Maria Monnom (1866-1959), épouse du peintre gantois Théodore Van Rysselberghe (1862-1924), connue pour ses Cahiers de la Petite Dame, Notes pour l’histoire authentique d’André Gide, devient, selon Peter Schnyder, une « femme en abyme ». Or, cet abyme n’a rien de l’abyme de la mère de Barthes, qui se faisait « transparente » pour qu’il puisse écrire. La Petite Dame a, par contre, de l’épaisseur – elle est même l’un des rares exemples des « femmes gidiennes » qui en ont. D’où son surnom qu’échappe à Gide un jour : « mon vieux ». Elle le lui « rend » par son talent de portraitiste.

La publication posthume de sa « somme » ne peut pas cacher sa première destinataire, son amie Aline Mayrisch de Saint-Hubert, et le moment de sa naissance, l’année 1918, cruciale pour Gide.

Ce témoignage-miroir-écho semble respecter les règles d’une bonne hygiène amicale : se voulant sans complaisance et sans parti pris, elle veut témoigner de son souci unique de véracité par un ton amical et une écriture dépouillée. Un Eckermann au féminin, qui se détache nettement des groupies, des « poules », dirait Sade, ou des admiratrices telles Dorothy Bussy (sa traductrice) ou Yvonne Davet (sa secrétaire), qui ne lui fait part de ses cahiers que quelques jours avant sa mort.

Or, le projet s’avère problématique dès le début par son intention : vu qu’il ne veut pas se confiner dans la rubrique des curiosités, la Petite Dame veut « éclaircir » l’homme et l’œuvre, faire voir son côté caméléon et sa réflexion en gestation, et le saisir au quotidien. Elle finit par écrire un témoignage qui est reconnu comme complémentaire à l’œuvre et à la figure de l’écrivain ; il en est « humanisé », dirait Schnyder ; il en est aussi « médiatisé ».

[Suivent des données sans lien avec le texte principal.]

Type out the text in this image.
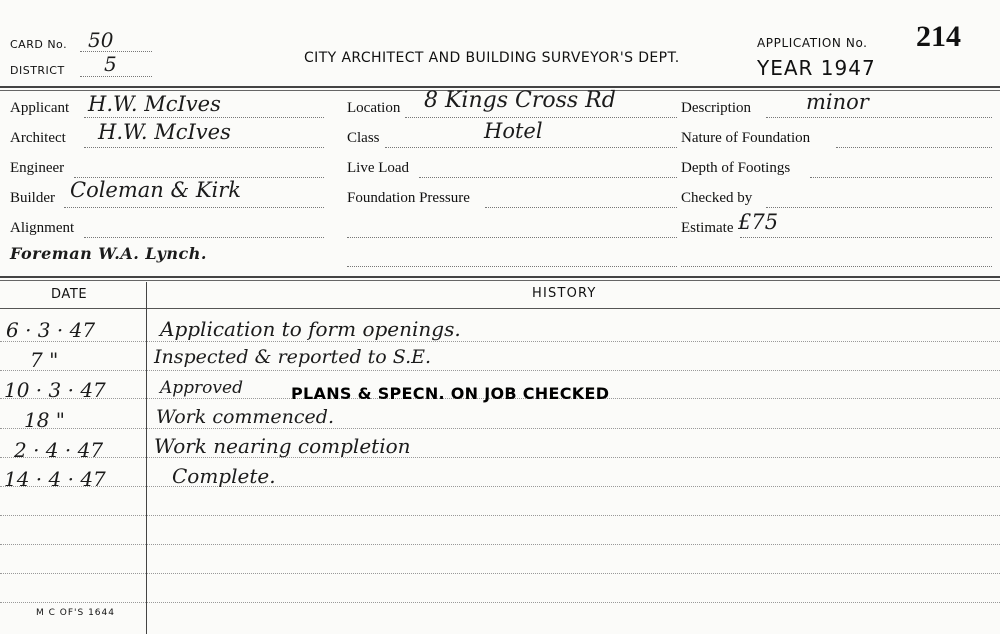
CARD No. 50
DISTRICT 5	CITY ARCHITECT AND BUILDING SURVEYOR'S DEPT.
APPLICATION No. 214
YEAR 1947
Applicant H.W. McIves
Architect H.W. McIves
Engineer
Builder Coleman & Kirk
Alignment
Foreman W.A. Lynch.
Location 8 Kings Cross Rd
Class	Hotel
Live Load
Foundation Pressure
Description	minor
Nature of Foundation
Depth of Footings
Checked by
Estimate £75
DATE	HISTORY
6 · 3 · 47	Application to form openings.
7 "	Inspected & reported to S.E.
10 · 3 · 47	Approved	PLANS & SPECN. ON JOB CHECKED
18 "	Work commenced.
2 · 4 · 47	Work nearing completion
14 · 4 · 47	Complete.
M C OF'S 1644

Cette « humanisation » passe par le « rabaissement » nécessaire de la figure de l’écrivain, et de l’ambition non littéraire des Cahiers. Refusant l’idolâtrie, le culte de la personnalité et la réification, elle trouve sa joie dans la description amusée et lucide de sa convivialité qui conditionne la structure même des Cahiers. C’est la conversation qui tient ensemble le projet tout entier. Monologue ou discussion, confidences de toute sorte en compagnie de cette voisine de palier au Vaneau (de 1927) – la nature même de ces échanges font voir combien même une telle institution doit à la tradition d’un attachement « honnête », sans soumission ni domination, qui tire sa « véracité » de la distance critique envers Gide et de la distance ironique envers soi-même. Car l’ironie est de mise dans une écriture qui ne naît que de la conversation, de l’incitation, par réaction, et qui est condamnée donc aux répétitions, aux paratextes.

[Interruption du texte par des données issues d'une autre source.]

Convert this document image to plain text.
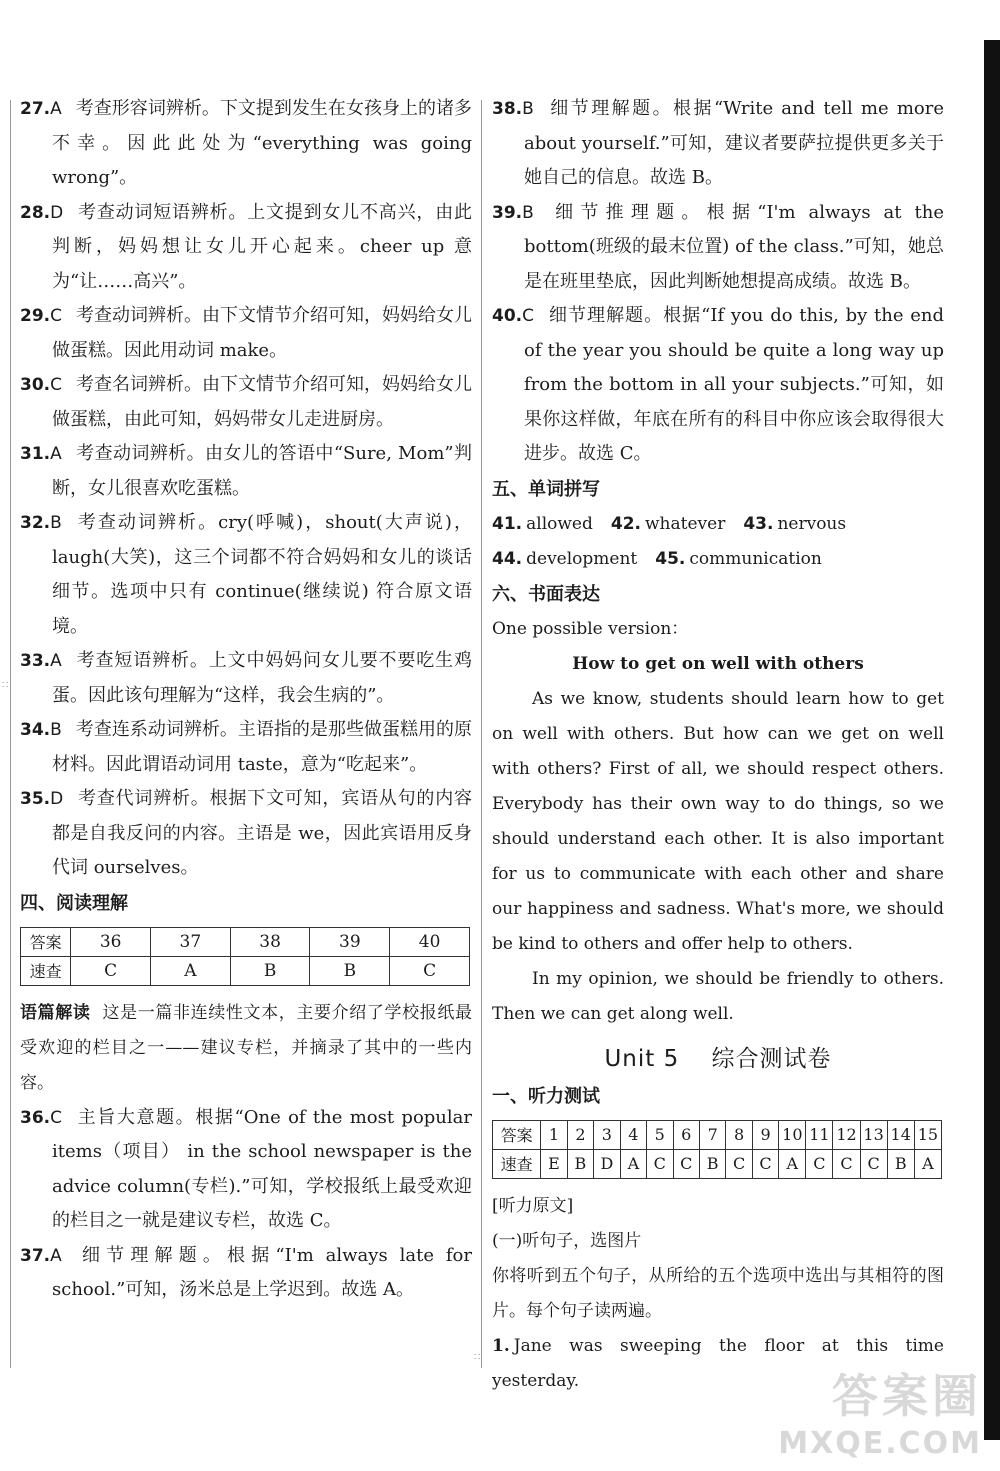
∷
∷

27.A 考查形容词辨析。下文提到发生在女孩身上的诸多不幸。因此此处为“everything was going wrong”。

28.D 考查动词短语辨析。上文提到女儿不高兴，由此判断，妈妈想让女儿开心起来。cheer up 意为“让……高兴”。

29.C 考查动词辨析。由下文情节介绍可知，妈妈给女儿做蛋糕。因此用动词 make。

30.C 考查名词辨析。由下文情节介绍可知，妈妈给女儿做蛋糕，由此可知，妈妈带女儿走进厨房。

31.A 考查动词辨析。由女儿的答语中“Sure, Mom”判断，女儿很喜欢吃蛋糕。

32.B 考查动词辨析。cry(呼喊)，shout(大声说)，laugh(大笑)，这三个词都不符合妈妈和女儿的谈话细节。选项中只有 continue(继续说) 符合原文语境。

33.A 考查短语辨析。上文中妈妈问女儿要不要吃生鸡蛋。因此该句理解为“这样，我会生病的”。

34.B 考查连系动词辨析。主语指的是那些做蛋糕用的原材料。因此谓语动词用 taste，意为“吃起来”。

35.D 考查代词辨析。根据下文可知，宾语从句的内容都是自我反问的内容。主语是 we，因此宾语用反身代词 ourselves。

四、阅读理解

答案	36	37	38	39	40
速查	C	A	B	B	C

语篇解读 这是一篇非连续性文本，主要介绍了学校报纸最受欢迎的栏目之一——建议专栏，并摘录了其中的一些内容。

36.C 主旨大意题。根据“One of the most popular items（项目） in the school newspaper is the advice column(专栏).”可知，学校报纸上最受欢迎的栏目之一就是建议专栏，故选 C。

37.A 细节理解题。根据“I'm always late for school.”可知，汤米总是上学迟到。故选 A。

38.B 细节理解题。根据“Write and tell me more about yourself.”可知，建议者要萨拉提供更多关于她自己的信息。故选 B。

39.B 细节推理题。根据“I'm always at the bottom(班级的最末位置) of the class.”可知，她总是在班里垫底，因此判断她想提高成绩。故选 B。

40.C 细节理解题。根据“If you do this, by the end of the year you should be quite a long way up from the bottom in all your subjects.”可知，如果你这样做，年底在所有的科目中你应该会取得很大进步。故选 C。

五、单词拼写

41. allowed 42. whatever 43. nervous

44. development 45. communication

六、书面表达

One possible version：

How to get on well with others

As we know, students should learn how to get on well with others. But how can we get on well with others? First of all, we should respect others. Everybody has their own way to do things, so we should understand each other. It is also important for us to communicate with each other and share our happiness and sadness. What's more, we should be kind to others and offer help to others.

In my opinion, we should be friendly to others. Then we can get along well.

Unit 5 综合测试卷

一、听力测试

答案	1	2	3	4	5	6	7	8	9	10	11	12	13	14	15
速查	E	B	D	A	C	C	B	C	C	A	C	C	C	B	A

[听力原文]

(一)听句子，选图片

你将听到五个句子，从所给的五个选项中选出与其相符的图片。每个句子读两遍。

1. Jane was sweeping the floor at this time yesterday.	答案圈
MXQE.COM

Et cependant, un tel livre cache une hypothèse de base, celle de « l’histoire authentique », qui serait confirmée par la mise en parole du privé et du quotidien « spontané » (Gide ne se sait pas observé), et contribuerait à la désacralisation de l’écrivain et à l’instauration d’un quotidien « légitime ».

Ce témoignage, écrit au jour le jour, actuel, peut-il espérer de transformer le banal en un bon quotidien ? Quelle serait, enfin, la raison d’être de ces cahiers, si ce n’est d’être condamnés à rester un compendium « décoratif » des petits faits et gestes ? Le geste de la Petite Dame, peut-il jamais dire autre chose qu’une représentation tentée par l’idolâtrie de l’artiste qui glisse inévitablement à l’idolâtrie de l’art ? Les Cahiers sont-ils un retour au quotidien sacralisé et ritualisé ?

Quels sont les spécificités de cet « autre portrait », de son regard, de son plaisir au dessin ? Cette question contribue-t-elle à ce « recentrage thématique » invoqué par Schnyder, nécessaire pour suppléer au « manque » structurel et structurant de ce texte ? Est-ce la « faute » à la facture du texte, tissé par conversations, par réaction, ou au portrait ?

Car, c’est l’humble ambition des cahiers de la Petite Dame qui sont sa dernière ruse –

la véracité incontestable de ses propos. Tout le monde s’en sert sans jamais la remettre en question. Car, la Petite Dame se faisait petite, elle ne pourrait jamais… ou quand même ?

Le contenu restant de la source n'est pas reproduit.